In The woman destroyed staat performer Courtney May Robertson stil bij de macht die er over het vrouwelijk lichaam wordt uitgeoefend, en hoe je daaraan kunt ontsnappen.

The woman destroyed opent met een alledaags nachtmerriescenario. In staccato voice-over schetst maker en performer Courtney May Robertson de situatie: een vrouw ligt naakt te zonnebaden op haar dakterras, als er opeens een drone komt overvliegen. Het is een niet-strafbare schending van haar lichamelijke autonomie, dus wat doe je eraan? Dan voortaan maar niet meer naakt zonnen? Het is een treffend voorbeeld van de talloze manieren waarop vrouwen in de openbare ruimte gedwongen worden hun gedrag aan te passen vanwege (het gevaar van) grenoverschrijdend gedrag en seksueel geweld.

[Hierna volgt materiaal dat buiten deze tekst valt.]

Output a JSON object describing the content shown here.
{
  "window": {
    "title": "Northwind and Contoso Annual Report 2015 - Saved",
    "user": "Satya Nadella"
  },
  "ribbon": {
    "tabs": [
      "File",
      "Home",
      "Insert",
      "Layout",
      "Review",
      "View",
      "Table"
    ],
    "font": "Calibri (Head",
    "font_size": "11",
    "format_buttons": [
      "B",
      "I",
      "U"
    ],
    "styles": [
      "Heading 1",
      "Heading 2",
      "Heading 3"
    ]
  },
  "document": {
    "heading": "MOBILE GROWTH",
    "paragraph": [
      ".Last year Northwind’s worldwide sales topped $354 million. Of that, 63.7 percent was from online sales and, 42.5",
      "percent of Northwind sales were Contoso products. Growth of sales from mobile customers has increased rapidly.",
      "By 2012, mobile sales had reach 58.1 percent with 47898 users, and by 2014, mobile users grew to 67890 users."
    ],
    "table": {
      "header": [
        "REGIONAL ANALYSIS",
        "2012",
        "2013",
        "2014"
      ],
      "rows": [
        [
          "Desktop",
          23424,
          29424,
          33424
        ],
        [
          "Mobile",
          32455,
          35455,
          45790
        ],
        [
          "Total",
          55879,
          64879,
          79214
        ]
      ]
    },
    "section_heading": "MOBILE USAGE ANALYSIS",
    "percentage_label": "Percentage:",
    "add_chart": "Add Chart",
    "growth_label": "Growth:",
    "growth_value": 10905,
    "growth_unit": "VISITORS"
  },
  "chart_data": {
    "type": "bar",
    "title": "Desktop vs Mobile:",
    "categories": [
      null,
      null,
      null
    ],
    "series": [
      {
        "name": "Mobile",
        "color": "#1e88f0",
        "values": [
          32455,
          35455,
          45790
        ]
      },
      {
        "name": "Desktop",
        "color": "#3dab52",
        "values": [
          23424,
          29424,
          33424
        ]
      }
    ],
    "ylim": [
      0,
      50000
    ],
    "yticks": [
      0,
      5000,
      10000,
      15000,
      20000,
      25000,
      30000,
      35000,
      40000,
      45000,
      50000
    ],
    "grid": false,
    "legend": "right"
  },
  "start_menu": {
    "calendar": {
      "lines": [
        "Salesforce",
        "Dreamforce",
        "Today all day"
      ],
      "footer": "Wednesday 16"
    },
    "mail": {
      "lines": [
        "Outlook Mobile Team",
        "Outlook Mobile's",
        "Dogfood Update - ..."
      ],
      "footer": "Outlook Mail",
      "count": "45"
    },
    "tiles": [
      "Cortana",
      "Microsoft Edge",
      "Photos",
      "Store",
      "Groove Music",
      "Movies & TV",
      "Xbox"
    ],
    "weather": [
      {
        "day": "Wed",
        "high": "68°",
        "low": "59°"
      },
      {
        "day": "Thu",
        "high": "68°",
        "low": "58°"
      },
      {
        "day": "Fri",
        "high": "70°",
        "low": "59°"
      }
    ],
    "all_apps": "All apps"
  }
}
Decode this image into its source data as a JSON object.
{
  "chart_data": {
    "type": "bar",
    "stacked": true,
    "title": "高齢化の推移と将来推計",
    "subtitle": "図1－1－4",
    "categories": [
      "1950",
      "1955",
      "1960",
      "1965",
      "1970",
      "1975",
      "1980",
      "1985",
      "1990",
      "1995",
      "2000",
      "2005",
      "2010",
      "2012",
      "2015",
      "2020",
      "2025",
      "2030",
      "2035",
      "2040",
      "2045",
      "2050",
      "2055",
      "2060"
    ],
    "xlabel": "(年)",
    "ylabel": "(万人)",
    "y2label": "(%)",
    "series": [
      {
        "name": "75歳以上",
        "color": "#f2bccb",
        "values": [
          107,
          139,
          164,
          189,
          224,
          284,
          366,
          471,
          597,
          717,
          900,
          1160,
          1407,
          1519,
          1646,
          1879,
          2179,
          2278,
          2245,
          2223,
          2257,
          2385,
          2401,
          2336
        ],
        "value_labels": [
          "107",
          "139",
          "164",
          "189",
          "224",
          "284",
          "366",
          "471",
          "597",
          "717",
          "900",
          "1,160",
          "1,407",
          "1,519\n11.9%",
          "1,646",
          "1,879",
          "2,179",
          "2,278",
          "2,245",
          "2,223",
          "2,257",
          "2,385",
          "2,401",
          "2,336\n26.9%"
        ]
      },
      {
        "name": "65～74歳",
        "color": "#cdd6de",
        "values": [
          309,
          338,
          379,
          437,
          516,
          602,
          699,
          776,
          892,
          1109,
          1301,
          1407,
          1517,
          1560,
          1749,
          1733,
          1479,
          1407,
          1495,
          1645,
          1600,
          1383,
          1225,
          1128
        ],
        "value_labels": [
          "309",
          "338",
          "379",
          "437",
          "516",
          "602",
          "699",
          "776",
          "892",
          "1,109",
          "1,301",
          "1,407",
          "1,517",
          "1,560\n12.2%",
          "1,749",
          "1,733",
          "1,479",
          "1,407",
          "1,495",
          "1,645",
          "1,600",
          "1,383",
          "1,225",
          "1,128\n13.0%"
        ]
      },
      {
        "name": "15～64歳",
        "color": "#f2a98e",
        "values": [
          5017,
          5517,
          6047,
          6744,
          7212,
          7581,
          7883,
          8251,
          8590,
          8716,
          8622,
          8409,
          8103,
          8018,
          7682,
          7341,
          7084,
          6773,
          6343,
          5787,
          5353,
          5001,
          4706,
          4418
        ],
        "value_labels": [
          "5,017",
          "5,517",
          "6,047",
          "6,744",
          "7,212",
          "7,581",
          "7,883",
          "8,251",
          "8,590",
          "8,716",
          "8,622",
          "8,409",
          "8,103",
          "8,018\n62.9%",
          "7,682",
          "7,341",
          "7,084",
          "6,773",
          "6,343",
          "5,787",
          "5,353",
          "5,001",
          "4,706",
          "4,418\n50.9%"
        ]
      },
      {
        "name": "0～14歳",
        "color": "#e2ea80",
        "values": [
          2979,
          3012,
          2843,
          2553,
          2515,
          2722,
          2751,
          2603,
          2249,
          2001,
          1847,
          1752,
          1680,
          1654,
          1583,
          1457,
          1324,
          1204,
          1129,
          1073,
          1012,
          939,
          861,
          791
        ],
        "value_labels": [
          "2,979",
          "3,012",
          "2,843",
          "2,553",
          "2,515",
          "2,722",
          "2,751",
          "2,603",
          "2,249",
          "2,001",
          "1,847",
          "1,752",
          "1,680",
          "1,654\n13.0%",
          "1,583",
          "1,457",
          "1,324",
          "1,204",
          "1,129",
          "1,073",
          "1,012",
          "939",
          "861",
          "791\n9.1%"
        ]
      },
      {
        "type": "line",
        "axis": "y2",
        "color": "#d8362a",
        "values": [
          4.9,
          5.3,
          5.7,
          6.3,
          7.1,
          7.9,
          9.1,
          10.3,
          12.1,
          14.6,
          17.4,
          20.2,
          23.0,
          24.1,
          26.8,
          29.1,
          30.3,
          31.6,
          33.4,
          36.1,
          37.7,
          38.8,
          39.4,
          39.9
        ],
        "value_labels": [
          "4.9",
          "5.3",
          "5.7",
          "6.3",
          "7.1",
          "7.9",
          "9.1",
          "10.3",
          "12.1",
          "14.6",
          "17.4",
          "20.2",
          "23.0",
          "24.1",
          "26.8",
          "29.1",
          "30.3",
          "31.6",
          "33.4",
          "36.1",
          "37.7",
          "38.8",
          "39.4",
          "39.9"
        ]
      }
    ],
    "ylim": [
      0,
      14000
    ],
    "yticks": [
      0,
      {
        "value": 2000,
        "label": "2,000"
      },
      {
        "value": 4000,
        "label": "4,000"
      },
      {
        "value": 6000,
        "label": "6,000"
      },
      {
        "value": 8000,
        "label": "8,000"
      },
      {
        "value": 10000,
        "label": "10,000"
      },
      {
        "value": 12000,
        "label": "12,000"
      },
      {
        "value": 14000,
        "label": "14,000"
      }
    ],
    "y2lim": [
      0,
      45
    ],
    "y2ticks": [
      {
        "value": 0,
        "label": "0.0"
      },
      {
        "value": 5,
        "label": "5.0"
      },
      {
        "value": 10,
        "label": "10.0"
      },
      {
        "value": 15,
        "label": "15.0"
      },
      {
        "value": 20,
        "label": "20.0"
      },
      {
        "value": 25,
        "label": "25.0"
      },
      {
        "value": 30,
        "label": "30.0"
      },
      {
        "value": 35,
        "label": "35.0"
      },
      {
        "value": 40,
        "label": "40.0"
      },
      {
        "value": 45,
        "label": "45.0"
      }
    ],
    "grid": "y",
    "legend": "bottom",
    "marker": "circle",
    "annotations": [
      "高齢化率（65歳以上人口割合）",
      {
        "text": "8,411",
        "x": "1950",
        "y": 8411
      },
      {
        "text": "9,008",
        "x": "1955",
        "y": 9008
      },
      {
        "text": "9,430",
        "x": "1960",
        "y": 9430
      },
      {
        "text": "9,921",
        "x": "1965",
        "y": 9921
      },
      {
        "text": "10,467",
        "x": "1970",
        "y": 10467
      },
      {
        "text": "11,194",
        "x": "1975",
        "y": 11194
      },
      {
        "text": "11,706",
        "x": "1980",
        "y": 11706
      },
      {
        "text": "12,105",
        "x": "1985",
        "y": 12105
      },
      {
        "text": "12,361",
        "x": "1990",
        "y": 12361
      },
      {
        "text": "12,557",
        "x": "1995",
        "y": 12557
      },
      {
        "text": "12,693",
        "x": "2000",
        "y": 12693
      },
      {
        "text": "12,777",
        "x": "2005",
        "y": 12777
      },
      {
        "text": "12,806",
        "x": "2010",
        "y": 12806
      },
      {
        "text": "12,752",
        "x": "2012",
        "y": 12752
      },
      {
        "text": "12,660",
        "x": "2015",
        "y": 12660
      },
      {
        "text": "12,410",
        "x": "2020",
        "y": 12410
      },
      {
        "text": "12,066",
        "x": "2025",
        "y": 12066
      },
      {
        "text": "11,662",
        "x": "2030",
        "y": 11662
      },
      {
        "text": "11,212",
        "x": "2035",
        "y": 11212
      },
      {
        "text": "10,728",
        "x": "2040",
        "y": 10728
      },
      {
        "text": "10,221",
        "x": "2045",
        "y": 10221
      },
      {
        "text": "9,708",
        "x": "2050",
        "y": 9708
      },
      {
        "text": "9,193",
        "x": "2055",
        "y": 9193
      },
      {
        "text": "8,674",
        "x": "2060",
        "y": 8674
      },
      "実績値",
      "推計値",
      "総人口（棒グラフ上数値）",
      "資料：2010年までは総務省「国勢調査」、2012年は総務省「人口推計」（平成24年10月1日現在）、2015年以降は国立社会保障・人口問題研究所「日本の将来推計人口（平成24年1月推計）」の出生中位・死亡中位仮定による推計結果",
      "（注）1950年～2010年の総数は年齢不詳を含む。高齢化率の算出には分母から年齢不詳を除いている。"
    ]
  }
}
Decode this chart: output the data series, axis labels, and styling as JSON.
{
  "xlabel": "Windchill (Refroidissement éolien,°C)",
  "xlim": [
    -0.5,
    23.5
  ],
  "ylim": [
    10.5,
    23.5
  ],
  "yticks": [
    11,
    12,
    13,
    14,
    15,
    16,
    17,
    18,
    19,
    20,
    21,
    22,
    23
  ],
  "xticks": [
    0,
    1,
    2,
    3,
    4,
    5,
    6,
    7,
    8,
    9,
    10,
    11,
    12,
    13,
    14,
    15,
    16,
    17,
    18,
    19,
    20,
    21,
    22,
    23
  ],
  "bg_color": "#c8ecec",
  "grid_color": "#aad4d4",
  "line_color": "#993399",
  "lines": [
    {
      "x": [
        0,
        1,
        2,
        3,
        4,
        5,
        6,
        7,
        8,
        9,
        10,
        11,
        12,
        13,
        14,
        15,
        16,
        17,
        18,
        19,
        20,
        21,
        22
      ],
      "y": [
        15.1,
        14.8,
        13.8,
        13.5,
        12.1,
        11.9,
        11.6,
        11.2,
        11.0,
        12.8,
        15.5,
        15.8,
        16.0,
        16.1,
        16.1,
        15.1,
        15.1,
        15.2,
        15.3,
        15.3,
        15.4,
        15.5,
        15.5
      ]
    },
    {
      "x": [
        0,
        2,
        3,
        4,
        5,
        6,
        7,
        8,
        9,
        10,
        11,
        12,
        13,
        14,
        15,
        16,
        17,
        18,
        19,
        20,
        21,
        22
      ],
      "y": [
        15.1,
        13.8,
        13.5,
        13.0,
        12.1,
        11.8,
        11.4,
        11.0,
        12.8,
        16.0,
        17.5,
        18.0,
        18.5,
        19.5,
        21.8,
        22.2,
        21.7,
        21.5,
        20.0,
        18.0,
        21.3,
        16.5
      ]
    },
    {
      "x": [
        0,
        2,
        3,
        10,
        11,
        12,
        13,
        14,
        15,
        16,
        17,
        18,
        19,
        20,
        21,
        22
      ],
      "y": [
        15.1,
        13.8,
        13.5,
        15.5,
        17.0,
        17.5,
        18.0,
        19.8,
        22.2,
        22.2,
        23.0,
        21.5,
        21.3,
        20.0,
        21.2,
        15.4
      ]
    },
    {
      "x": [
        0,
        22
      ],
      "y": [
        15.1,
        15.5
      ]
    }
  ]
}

De dansperformance die erop volgt staat in het teken van controle, technologie en onderwerping aan of rebellie tegen een systeem. Na een eerste passage, waarin Robertsons dansende lichaam eerder als een marionet lijkt te reageren op de muziek dan dat ze enige bewegingsvrijheid bezit, neemt ze plaats achter een laptop. Op het scherm zien we de ‘achterkant’ van de voorstelling: een duizelingwekkend complex ‘script’ in een digitaal compositieprogramma. In deze score begint ze een tekst te typen die gaat over de wens om niet meer onderhevig te zijn aan externe invloeden op het lichaam, om volledig autonoom te kunnen opereren. Het programma maakt vervolgens op basis van een taalkundige ontleding een choreografie, waardoor de tekst naar beweging wordt omgezet. In de volgende scène voert Robertson de choreografie nauwgezet uit.

In de context van het thema dat Robertson vlak daarvoor geschetst heeft ontstaat zo een rijk betekeniskader rond vrijheid en autonomie. De tekst over de wens tot bevrijding wordt zelf een soort gevangenis. Tegelijkertijd zit er speelsheid en vreugde in de choreografie: je kan het ook lezen als een poging om de eigen autonomie letterlijk te belichamen.

De gelaagdheid die zo ontstaat wordt echter ondermijnd door de monologen in The woman destroyed. Na de eerste scènes richt Robertson zich rechtstreeks tot het publiek om ons deelgenoot te maken van haar overpeinzingen over het thema controle, angst en vrijheid. Niet alleen zijn de teksten zelf zwak en clichérijk, ook beroven ze de kijker van enige interpretatieruimte. Het gelaagde bewegingsmateriaal wordt platgeslagen tot één enkele betekenis, waardoor de voorstelling oppervlakkig en eentonig wordt.

Dat is erg jammer, omdat de choreografie op zich interessant blijft. Robertson laat zich steeds minder sterk door het script leiden – de strakke regels lijken te vervagen, verschillende dansfrases beginnen door elkaar te lopen, de performer staat zichzelf af en toe een slok water toe. De nonchalance waarmee Robertson burgerlijke ongehoorzaamheid pleegt ten opzichte van haar zelfopgelegde regels zou bevrijdend kunnen werken – ware het niet dat alles uitentreuren wordt uitgelegd.

Dramaturgisch gezien klopt het dat Robertson haar eigen angst voor controleverlies illustreert door alles voor het pubiek voor te kauwen. Dat ze zich er niet toe kan brengen genoeg vertrouwen te stellen in de autonome kracht van haar bewegingsmateriaal (en in de intelligentie van haar publiek) is wellicht een goede illustratie van het thema, maar het torpedeert de zeggingskracht van haar voorstelling ook.